O homem só se percebe homem, perante a mulher. O homem sozinho não consegue viver a plenitude da sua vida, ele tem que ter alguém para amar. Deus sonhou o homem para ser chefe de família, guia, protetor e amparo da mulher, o seu consolo, o seu coração. O homem deixa o seu pai e mãe, para construir a sua família, junto com a mulher. Cada um tem um papel a desempenhar, muito específico e, quando os papeis se confundem, tudo desmorona. “Por esse motivo, o homem deixará pai e mãe, para se unir à sua mulher, e serão os dois uma só carne” (Gn2,24). Não é só união dos corpos (como nos animais), mas é uma expressão “sacramental”, que corresponde à comunhão de pessoas.

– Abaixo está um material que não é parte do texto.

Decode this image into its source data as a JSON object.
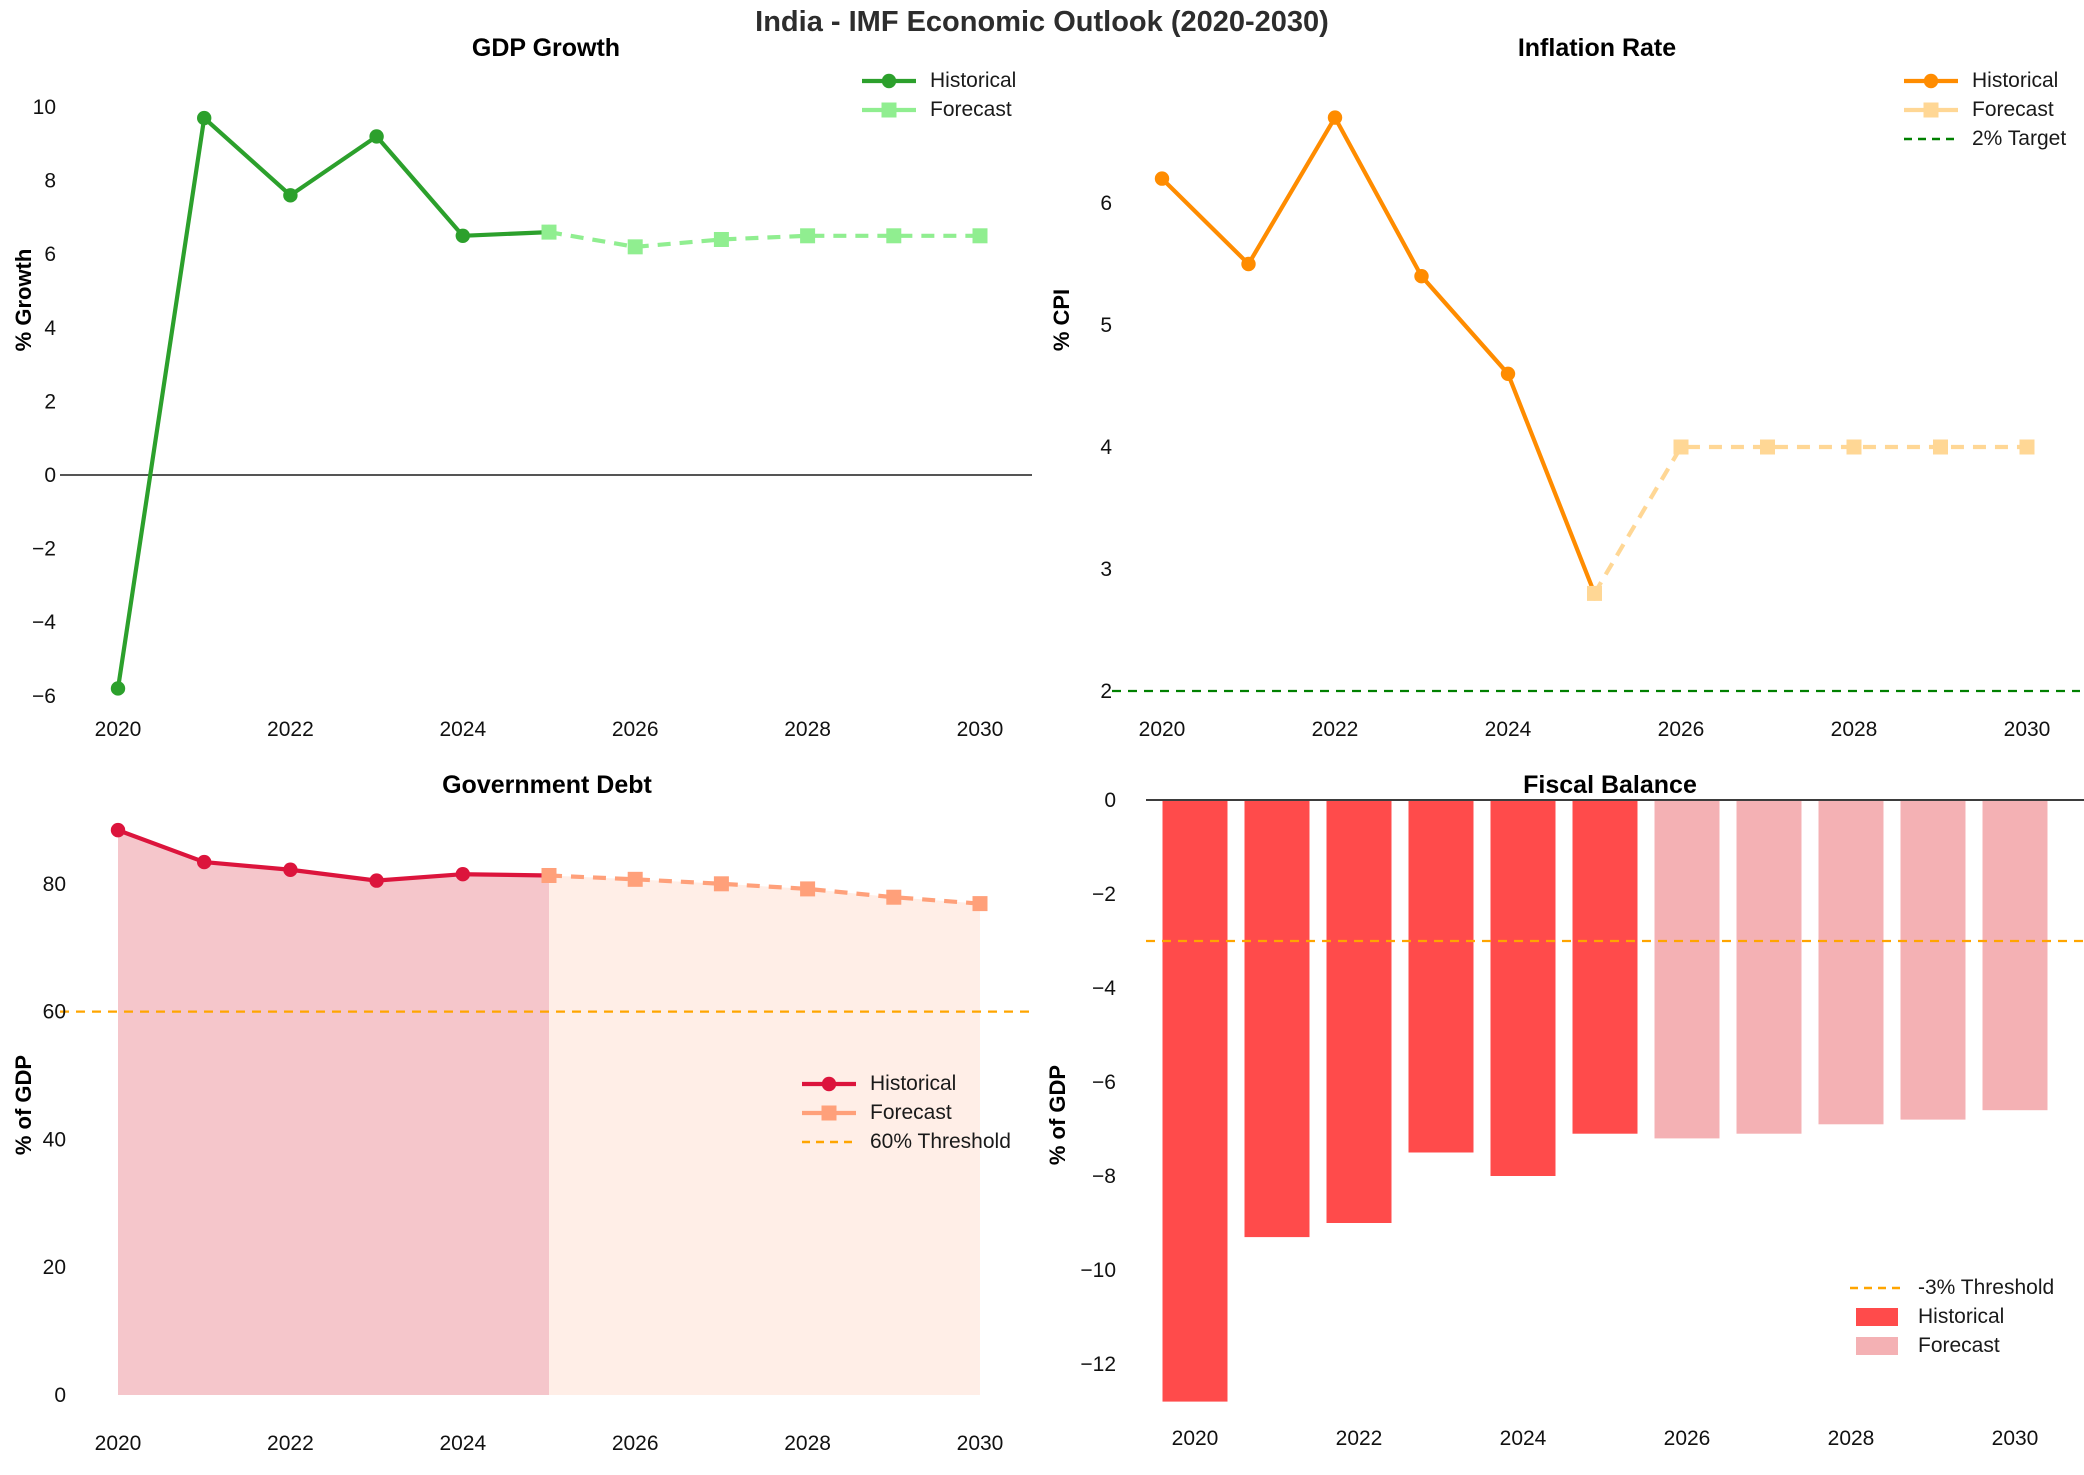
{
  "main_title": "India - IMF Economic Outlook (2020-2030)",
  "chart_data": [
    {
      "id": "gdp",
      "type": "line",
      "title": "GDP Growth",
      "ylabel": "% Growth",
      "x_ticks": [
        2020,
        2022,
        2024,
        2026,
        2028,
        2030
      ],
      "y_ticks": [
        10,
        8,
        6,
        4,
        2,
        0,
        -2,
        -4,
        -6
      ],
      "ylim": [
        -6.5,
        10.5
      ],
      "zero_line": 0,
      "series": [
        {
          "name": "Historical",
          "color": "#2CA02C",
          "dash": "solid",
          "marker": "circle",
          "years": [
            2020,
            2021,
            2022,
            2023,
            2024,
            2025
          ],
          "values": [
            -5.8,
            9.7,
            7.6,
            9.2,
            6.5,
            6.6
          ]
        },
        {
          "name": "Forecast",
          "color": "#90EE90",
          "dash": "dashed",
          "marker": "square",
          "years": [
            2025,
            2026,
            2027,
            2028,
            2029,
            2030
          ],
          "values": [
            6.6,
            6.2,
            6.4,
            6.5,
            6.5,
            6.5
          ]
        }
      ],
      "legend": [
        {
          "label": "Historical",
          "swatch": "line-circle",
          "color": "#2CA02C"
        },
        {
          "label": "Forecast",
          "swatch": "line-square",
          "color": "#90EE90"
        }
      ]
    },
    {
      "id": "inflation",
      "type": "line",
      "title": "Inflation Rate",
      "ylabel": "% CPI",
      "x_ticks": [
        2020,
        2022,
        2024,
        2026,
        2028,
        2030
      ],
      "y_ticks": [
        6,
        5,
        4,
        3,
        2
      ],
      "ylim": [
        1.85,
        6.95
      ],
      "ref_lines": [
        {
          "label": "2% Target",
          "value": 2,
          "color": "#008000"
        }
      ],
      "series": [
        {
          "name": "Historical",
          "color": "#FF8C00",
          "dash": "solid",
          "marker": "circle",
          "years": [
            2020,
            2021,
            2022,
            2023,
            2024,
            2025
          ],
          "values": [
            6.2,
            5.5,
            6.7,
            5.4,
            4.6,
            2.8
          ]
        },
        {
          "name": "Forecast",
          "color": "#FFD795",
          "dash": "dashed",
          "marker": "square",
          "years": [
            2025,
            2026,
            2027,
            2028,
            2029,
            2030
          ],
          "values": [
            2.8,
            4.0,
            4.0,
            4.0,
            4.0,
            4.0
          ]
        }
      ],
      "legend": [
        {
          "label": "Historical",
          "swatch": "line-circle",
          "color": "#FF8C00"
        },
        {
          "label": "Forecast",
          "swatch": "line-square",
          "color": "#FFD795"
        },
        {
          "label": "2% Target",
          "swatch": "dash",
          "color": "#008000"
        }
      ]
    },
    {
      "id": "debt",
      "type": "line",
      "title": "Government Debt",
      "ylabel": "% of GDP",
      "x_ticks": [
        2020,
        2022,
        2024,
        2026,
        2028,
        2030
      ],
      "y_ticks": [
        80,
        60,
        40,
        20,
        0
      ],
      "ylim": [
        0,
        92
      ],
      "ref_lines": [
        {
          "label": "60% Threshold",
          "value": 60,
          "color": "#FFA500"
        }
      ],
      "series": [
        {
          "name": "Historical",
          "color": "#DC143C",
          "dash": "solid",
          "marker": "circle",
          "fill": "rgba(215,35,55,0.26)",
          "years": [
            2020,
            2021,
            2022,
            2023,
            2024,
            2025
          ],
          "values": [
            88.4,
            83.4,
            82.2,
            80.5,
            81.5,
            81.3
          ]
        },
        {
          "name": "Forecast",
          "color": "#FFA07A",
          "dash": "dashed",
          "marker": "square",
          "fill": "rgba(255,160,122,0.18)",
          "years": [
            2025,
            2026,
            2027,
            2028,
            2029,
            2030
          ],
          "values": [
            81.3,
            80.7,
            80.0,
            79.2,
            77.9,
            76.9
          ]
        }
      ],
      "legend": [
        {
          "label": "Historical",
          "swatch": "line-circle",
          "color": "#DC143C"
        },
        {
          "label": "Forecast",
          "swatch": "line-square",
          "color": "#FFA07A"
        },
        {
          "label": "60% Threshold",
          "swatch": "dash",
          "color": "#FFA500"
        }
      ]
    },
    {
      "id": "fiscal",
      "type": "bar",
      "title": "Fiscal Balance",
      "ylabel": "% of GDP",
      "x_ticks": [
        2020,
        2022,
        2024,
        2026,
        2028,
        2030
      ],
      "y_ticks": [
        0,
        -2,
        -4,
        -6,
        -8,
        -10,
        -12
      ],
      "ylim": [
        -13.3,
        0.3
      ],
      "zero_line": 0,
      "ref_lines": [
        {
          "label": "-3% Threshold",
          "value": -3,
          "color": "#FFA500"
        }
      ],
      "series": [
        {
          "name": "Historical",
          "color": "#FF4B4B",
          "years": [
            2020,
            2021,
            2022,
            2023,
            2024,
            2025
          ],
          "values": [
            -12.8,
            -9.3,
            -9.0,
            -7.5,
            -8.0,
            -7.1
          ]
        },
        {
          "name": "Forecast",
          "color": "#F4B1B4",
          "years": [
            2026,
            2027,
            2028,
            2029,
            2030
          ],
          "values": [
            -7.2,
            -7.1,
            -6.9,
            -6.8,
            -6.6
          ]
        }
      ],
      "legend": [
        {
          "label": "-3% Threshold",
          "swatch": "dash",
          "color": "#FFA500"
        },
        {
          "label": "Historical",
          "swatch": "patch",
          "color": "#FF4B4B"
        },
        {
          "label": "Forecast",
          "swatch": "patch",
          "color": "#F4B1B4"
        }
      ]
    }
  ]
}
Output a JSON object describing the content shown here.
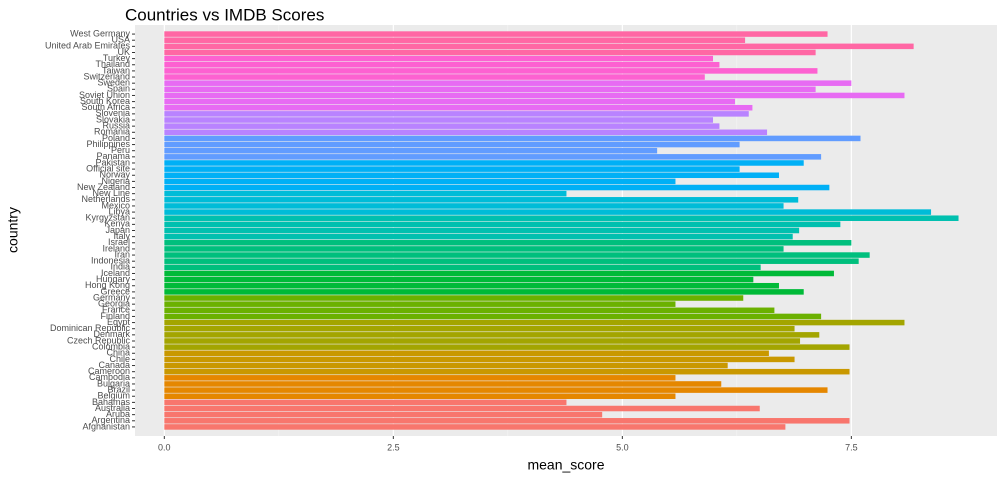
{
  "chart_data": {
    "type": "bar",
    "orientation": "horizontal",
    "title": "Countries vs IMDB Scores",
    "x_label": "mean_score",
    "y_label": "country",
    "categories": [
      "West Germany",
      "USA",
      "United Arab Emirates",
      "UK",
      "Turkey",
      "Thailand",
      "Taiwan",
      "Switzerland",
      "Sweden",
      "Spain",
      "Soviet Union",
      "South Korea",
      "South Africa",
      "Slovenia",
      "Slovakia",
      "Russia",
      "Romania",
      "Poland",
      "Philippines",
      "Peru",
      "Panama",
      "Pakistan",
      "Official site",
      "Norway",
      "Nigeria",
      "New Zealand",
      "New Line",
      "Netherlands",
      "Mexico",
      "Libya",
      "Kyrgyzstan",
      "Kenya",
      "Japan",
      "Italy",
      "Israel",
      "Ireland",
      "Iran",
      "Indonesia",
      "India",
      "Iceland",
      "Hungary",
      "Hong Kong",
      "Greece",
      "Germany",
      "Georgia",
      "France",
      "Finland",
      "Egypt",
      "Dominican Republic",
      "Denmark",
      "Czech Republic",
      "Colombia",
      "China",
      "Chile",
      "Canada",
      "Cameroon",
      "Cambodia",
      "Bulgaria",
      "Brazil",
      "Belgium",
      "Bahamas",
      "Australia",
      "Aruba",
      "Argentina",
      "Afghanistan"
    ],
    "values": [
      7.24,
      6.34,
      8.18,
      7.11,
      5.99,
      6.06,
      7.13,
      5.9,
      7.5,
      7.11,
      8.08,
      6.23,
      6.42,
      6.38,
      5.99,
      6.06,
      6.58,
      7.6,
      6.28,
      5.38,
      7.17,
      6.98,
      6.28,
      6.71,
      5.58,
      7.26,
      4.39,
      6.92,
      6.76,
      8.37,
      8.67,
      7.38,
      6.93,
      6.86,
      7.5,
      6.76,
      7.7,
      7.58,
      6.51,
      7.31,
      6.43,
      6.71,
      6.98,
      6.32,
      5.58,
      6.66,
      7.17,
      8.08,
      6.88,
      7.15,
      6.94,
      7.48,
      6.6,
      6.88,
      6.15,
      7.48,
      5.58,
      6.08,
      7.24,
      5.58,
      4.39,
      6.5,
      4.78,
      7.48,
      6.78
    ],
    "colors": [
      "#FF67A4",
      "#FF67A4",
      "#FF67A4",
      "#FF67A4",
      "#FD61D1",
      "#FD61D1",
      "#FD61D1",
      "#FD61D1",
      "#E76BF3",
      "#E76BF3",
      "#E76BF3",
      "#E76BF3",
      "#E76BF3",
      "#B983FF",
      "#B983FF",
      "#B983FF",
      "#B983FF",
      "#619CFF",
      "#619CFF",
      "#619CFF",
      "#619CFF",
      "#00B0F6",
      "#00B0F6",
      "#00B0F6",
      "#00B0F6",
      "#00B0F6",
      "#00BCD8",
      "#00BCD8",
      "#00BCD8",
      "#00BCD8",
      "#00C0AF",
      "#00C0AF",
      "#00C0AF",
      "#00C0AF",
      "#00BF7D",
      "#00BF7D",
      "#00BF7D",
      "#00BF7D",
      "#00BF7D",
      "#00BA38",
      "#00BA38",
      "#00BA38",
      "#00BA38",
      "#6BB100",
      "#6BB100",
      "#6BB100",
      "#6BB100",
      "#A3A500",
      "#A3A500",
      "#A3A500",
      "#A3A500",
      "#A3A500",
      "#C99800",
      "#C99800",
      "#C99800",
      "#C99800",
      "#E58700",
      "#E58700",
      "#E58700",
      "#E58700",
      "#F8766D",
      "#F8766D",
      "#F8766D",
      "#F8766D",
      "#F8766D"
    ],
    "xlim": [
      -0.32,
      9.09
    ],
    "xticks": [
      {
        "value": 0,
        "label": "0.0"
      },
      2.5,
      {
        "value": 5,
        "label": "5.0"
      },
      7.5
    ],
    "grid": true
  }
}
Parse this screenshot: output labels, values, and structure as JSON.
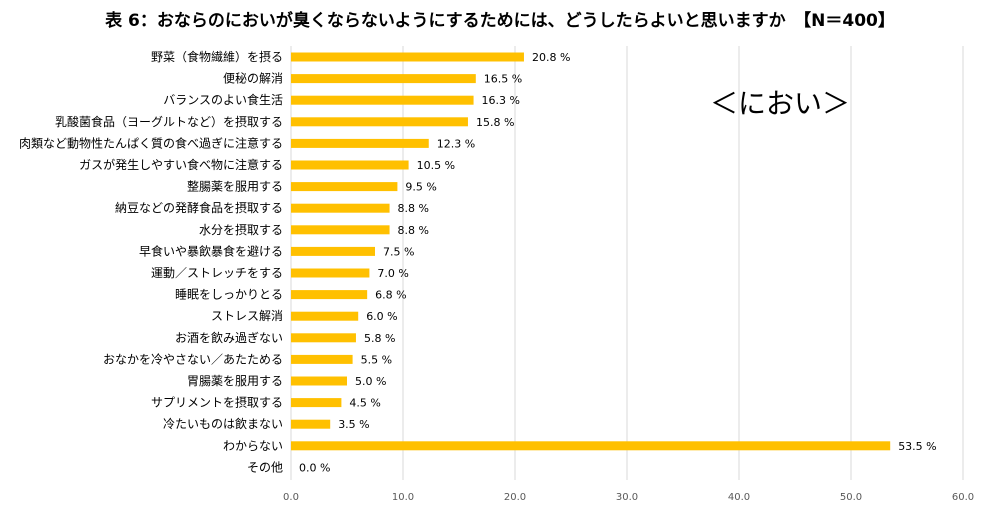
{
  "chart_data": {
    "type": "bar",
    "orientation": "horizontal",
    "title": "表 6：おならのにおいが臭くならないようにするためには、どうしたらよいと思いますか　【N＝400】",
    "annotation": "＜におい＞",
    "categories": [
      "野菜（食物繊維）を摂る",
      "便秘の解消",
      "バランスのよい食生活",
      "乳酸菌食品（ヨーグルトなど）を摂取する",
      "肉類など動物性たんぱく質の食べ過ぎに注意する",
      "ガスが発生しやすい食べ物に注意する",
      "整腸薬を服用する",
      "納豆などの発酵食品を摂取する",
      "水分を摂取する",
      "早食いや暴飲暴食を避ける",
      "運動／ストレッチをする",
      "睡眠をしっかりとる",
      "ストレス解消",
      "お酒を飲み過ぎない",
      "おなかを冷やさない／あたためる",
      "胃腸薬を服用する",
      "サプリメントを摂取する",
      "冷たいものは飲まない",
      "わからない",
      "その他"
    ],
    "values": [
      20.8,
      16.5,
      16.3,
      15.8,
      12.3,
      10.5,
      9.5,
      8.8,
      8.8,
      7.5,
      7.0,
      6.8,
      6.0,
      5.8,
      5.5,
      5.0,
      4.5,
      3.5,
      53.5,
      0.0
    ],
    "value_labels": [
      "20.8 %",
      "16.5 %",
      "16.3 %",
      "15.8 %",
      "12.3 %",
      "10.5 %",
      "9.5 %",
      "8.8 %",
      "8.8 %",
      "7.5 %",
      "7.0 %",
      "6.8 %",
      "6.0 %",
      "5.8 %",
      "5.5 %",
      "5.0 %",
      "4.5 %",
      "3.5 %",
      "53.5 %",
      "0.0 %"
    ],
    "xlim": [
      0,
      60
    ],
    "xticks": [
      "0.0",
      "10.0",
      "20.0",
      "30.0",
      "40.0",
      "50.0",
      "60.0"
    ],
    "xlabel": "",
    "ylabel": "",
    "grid": true,
    "bar_color": "#FFC000",
    "grid_color": "#D9D9D9"
  }
}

O outro é um dom para mim. Há uma doação livre e total ao outro, pois é o domínio de mim mesmo (autodomínio), que é indispensável, para que eu me torne dom, para que consiga encontrar-me plenamente num dom sincero de mim. Desta forma, um homem que busca Deus, que tem o domínio das suas paixões, é um homem que sabe, e que quer, viver a castidade (nem consegue perceber o sentido da vida de outra forma) e esta não é abster de relações sexuais. A castidade é a chave da vivência humana, do amor, pois é a energia espiritual que sabe defender o amor dos perigos do egoísmo e da agressividade, sabe promovê-lo para a sua mais plena realização. A castidade é a vivência do amor, a luta para viver o amor de forma pura e não deformada pelo pecado original, isto é, não viver a busca do prazer desenfreado que, no final, é vazio interior e existencial. A busca do prazer em si mesmo, sem a castidade, é uma escalada, pois para obter prazer vou precisar sempre de mais e nunca me sinto satisfeito, e isso não é amor verdadeiro. Portanto, a castidade tem de ser vivida em qualquer estado de vida, não só no matrimónio, para que eu não transforme o outro num objeto de prazer e lhe retire a dignidade, desta forma eu deixo de ser um dom para o outro.
Concluindo, Deus criou o homem para amar, para ser dom sincero de si para a mulher e revestiu-o de todo o necessário, para que se cumpra este desejo. Entretanto, o homem precisa procurar Deus, seu Criador, e corresponder a este chamado, trilhando um caminho de cura interior, das feridas e traumas da sua vida, curar a sua afetividade e sexualidade, por forma a ordenar os seus desejos, ter domínio das suas paixões, saiba viver a castidade e, desta forma, consiga amar de forma autêntica a mulher.
Marta Faustino
[1] Anderson, C. & García, J (2014). Chamados ao amor: a teologia do corpo segundo João Paulo II. Cachoeira Paulista, Brasil: Editora Canção Nova.